Investors who had been promised annual returns of 15 per cent have instead lost EUR37.5 million (US$49 million) when Germany's Container Flotten-Fonds went bellyup last year.
German tax exemptions for shipping funds, designed to provide cheaper financing than banks, are becoming meaningless, said Christian Nieswandt, head of domestic shipping clients at HSH Nordbank.
"The shipping fund market is more or less dead for years to come," he told Bloomberg. "There will be further insolvencies."
Like the US housing crisis, ships were bought at the price peak in 2007. After values slumped, the size of the loan in relation to the value of the ship used as collateral for the funding from banks rose.

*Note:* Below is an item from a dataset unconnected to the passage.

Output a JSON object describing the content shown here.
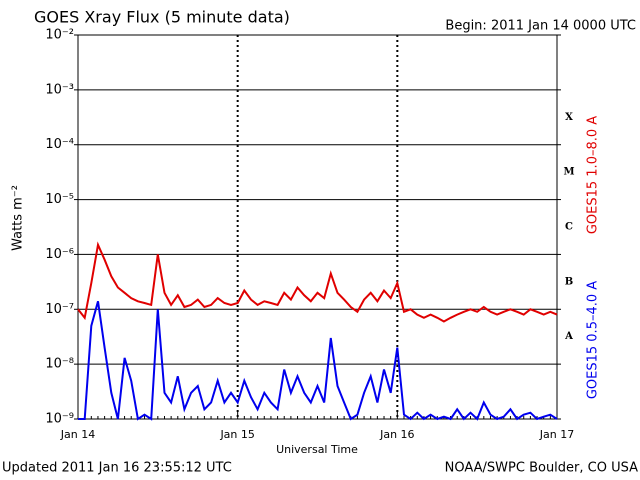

The contract price for a 8,500-TEU ship dropped 31 per cent to EUR92.5 million in 2011, from a peak of EUR134 million in 2007, according to Morgan Stanley. Values will decline to EUR89.5 million this year, said the bank.

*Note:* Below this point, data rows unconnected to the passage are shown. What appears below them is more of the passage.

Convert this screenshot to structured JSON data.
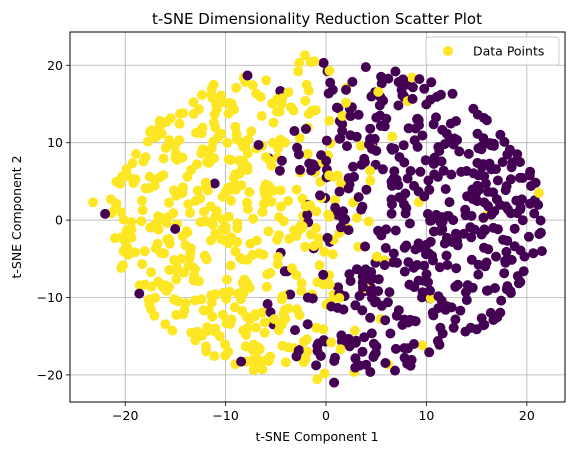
{
  "chart_data": {
    "type": "scatter",
    "title": "t-SNE Dimensionality Reduction Scatter Plot",
    "xlabel": "t-SNE Component 1",
    "ylabel": "t-SNE Component 2",
    "xlim": [
      -25.5,
      23.8
    ],
    "ylim": [
      -23.5,
      24.3
    ],
    "xticks": [
      -20,
      -10,
      0,
      10,
      20
    ],
    "yticks": [
      -20,
      -10,
      0,
      10,
      20
    ],
    "grid": true,
    "legend": {
      "label": "Data Points",
      "placement": "top-right"
    },
    "colors": {
      "class_0": "#440154",
      "class_1": "#fde725",
      "grid": "#b0b0b0"
    },
    "classes": [
      0,
      1
    ],
    "n_points": 1000,
    "x_center_by_class": {
      "0": 8.0,
      "1": -8.0
    },
    "y_center": 0,
    "approx_radius": 21
  }
}
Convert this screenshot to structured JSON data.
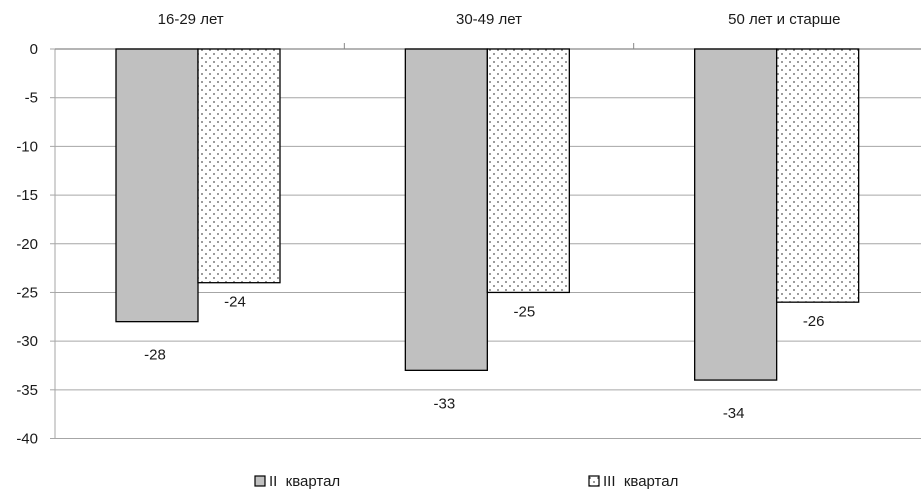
{
  "chart_data": {
    "type": "bar",
    "categories": [
      "16-29 лет",
      "30-49 лет",
      "50 лет и старше"
    ],
    "series": [
      {
        "name": "II  квартал",
        "values": [
          -28,
          -33,
          -34
        ],
        "fill": "#c0c0c0",
        "pattern": "solid"
      },
      {
        "name": "III  квартал",
        "values": [
          -24,
          -25,
          -26
        ],
        "fill": "#ffffff",
        "pattern": "dotted"
      }
    ],
    "data_labels": [
      "-28",
      "-24",
      "-33",
      "-25",
      "-34",
      "-26"
    ],
    "y_ticks": [
      "0",
      "-5",
      "-10",
      "-15",
      "-20",
      "-25",
      "-30",
      "-35",
      "-40"
    ],
    "ylim": [
      -40,
      0
    ],
    "category_axis_position": "top",
    "grid": true,
    "legend_position": "bottom",
    "colors": {
      "grid": "#a6a6a6",
      "bar_stroke": "#000000",
      "text": "#1a1a1a",
      "dot": "#555555"
    }
  }
}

With even big players like AP Moeller-Maersk and Hapag-Lloyd showing losses last year as fuel costs rise, overcapacity persists and a price war threatening on the Asia-Europe route, many carriers cannot pay their debts, according to the VDR German shipowners' association.
Shipping funds financed purchases with borrowed money from banks, leaving them vulnerable when lenders raised interest rates, said Christian Luber, a Munich lawyer representing investors in failed German shipping funds.
"It is like when you buy a house: the less equity you put in, the more interest you pay," said Mr Luber, adding that banks financed 70 per cent of newbuildings with investors providing the rest.
Christian Murach, transport finance head at KfW IPEX-Bank, said some German shipping funds have been unable to service their debt "for years" and their ships may have to be sold. This prompted banks to write down the value of their portfolios, thus increasing expectations of further bank loan losses.